This is a type of illusory motion (or motion illusion) called a peripheral drift illusion:
Peripheral drift illusions, as their name suggests, create the illusion of motion in the periphery of the visual field. Similar images that generate illusory motion in the center of the visual field have been termed central drift illusions. Both of these types of illusions use high contrast "luminance gratings" - repeating patterns of high and low brightness - to generate illusory motion.
The cause of motion illusion in general is not well understood, but research suggests that there may be slightly different reasons for the different types of motion illusions.

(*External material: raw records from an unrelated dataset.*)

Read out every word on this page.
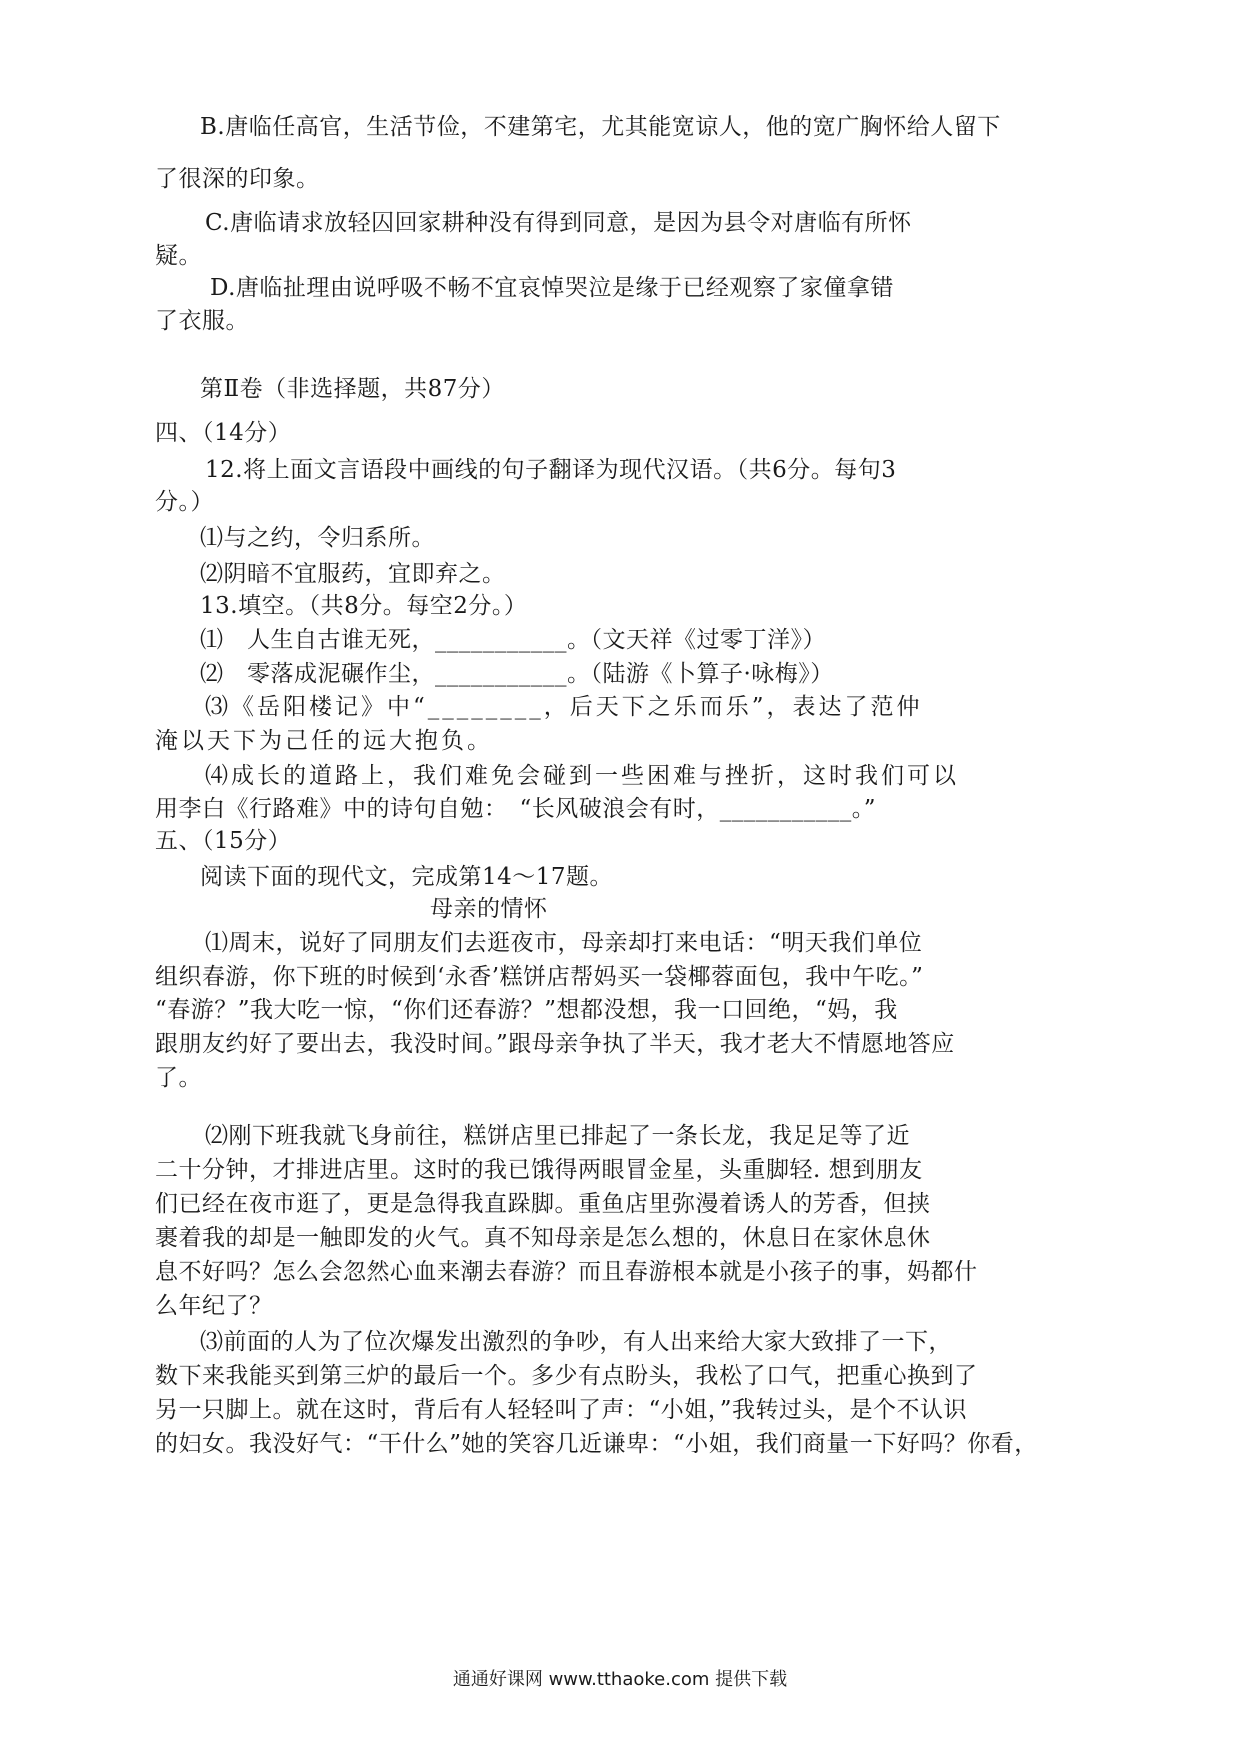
B.唐临任高官，生活节俭，不建第宅，尤其能宽谅人，他的宽广胸怀给人留下
了很深的印象。
C.唐临请求放轻囚回家耕种没有得到同意，是因为县令对唐临有所怀
疑。
D.唐临扯理由说呼吸不畅不宜哀悼哭泣是缘于已经观察了家僮拿错
了衣服。
第Ⅱ卷（非选择题，共87分）
四、（14分）
12.将上面文言语段中画线的句子翻译为现代汉语。（共6分。每句3
分。）
⑴与之约，令归系所。
⑵阴暗不宜服药，宜即弃之。
13.填空。（共8分。每空2分。）
⑴　人生自古谁无死，___________。（文天祥《过零丁洋》）
⑵　零落成泥碾作尘，___________。（陆游《卜算子·咏梅》）
⑶《岳阳楼记》中“________，后天下之乐而乐”，表达了范仲
淹以天下为己任的远大抱负。
⑷成长的道路上，我们难免会碰到一些困难与挫折，这时我们可以
用李白《行路难》中的诗句自勉：　“长风破浪会有时，___________。”
五、（15分）
阅读下面的现代文，完成第14～17题。
母亲的情怀
⑴周末，说好了同朋友们去逛夜市，母亲却打来电话：“明天我们单位
组织春游，你下班的时候到‘永香’糕饼店帮妈买一袋椰蓉面包，我中午吃。”
“春游？”我大吃一惊，“你们还春游？”想都没想，我一口回绝，“妈，我
跟朋友约好了要出去，我没时间。”跟母亲争执了半天，我才老大不情愿地答应
了。
⑵刚下班我就飞身前往，糕饼店里已排起了一条长龙，我足足等了近
二十分钟，才排进店里。这时的我已饿得两眼冒金星，头重脚轻. 想到朋友
们已经在夜市逛了，更是急得我直跺脚。重鱼店里弥漫着诱人的芳香，但挟
裹着我的却是一触即发的火气。真不知母亲是怎么想的，休息日在家休息休
息不好吗？怎么会忽然心血来潮去春游？而且春游根本就是小孩子的事，妈都什
么年纪了？
⑶前面的人为了位次爆发出激烈的争吵，有人出来给大家大致排了一下，
数下来我能买到第三炉的最后一个。多少有点盼头，我松了口气，把重心换到了
另一只脚上。就在这时，背后有人轻轻叫了声：“小姐，”我转过头，是个不认识
的妇女。我没好气：“干什么”她的笑容几近谦卑：“小姐，我们商量一下好吗？你看，
通通好课网 www.tthaoke.com 提供下载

The dominant explanation for peripheral drift illusions in particular is that high-contrast colours have slightly different processing latencies at the retina, and as a result, neural signals arrive at the visual cortex at slightly different times, causing the illusion of motion (eg, Faubert & Herbert, 1999; Backus & Oruç, 2005). Comparison of brain activity using fMRI between actually moving and apparently moving images shows similar activity in the visual cortex, supporting the assertion that the illusion is caused at the retina rather than at the visual cortex (Larsen et al, 2006).
Since the difference in processing latencies is effective only at image onset, maintenance of the illusion should be enhanced by small eye movements (eg, saccades, fixational eye movements, microsaccades, and blinks). This is indeed what experiments suggest (eg, Otero-Millan, Macknik, & Martinez-Conde, 2012; Kuriki et al, 2008).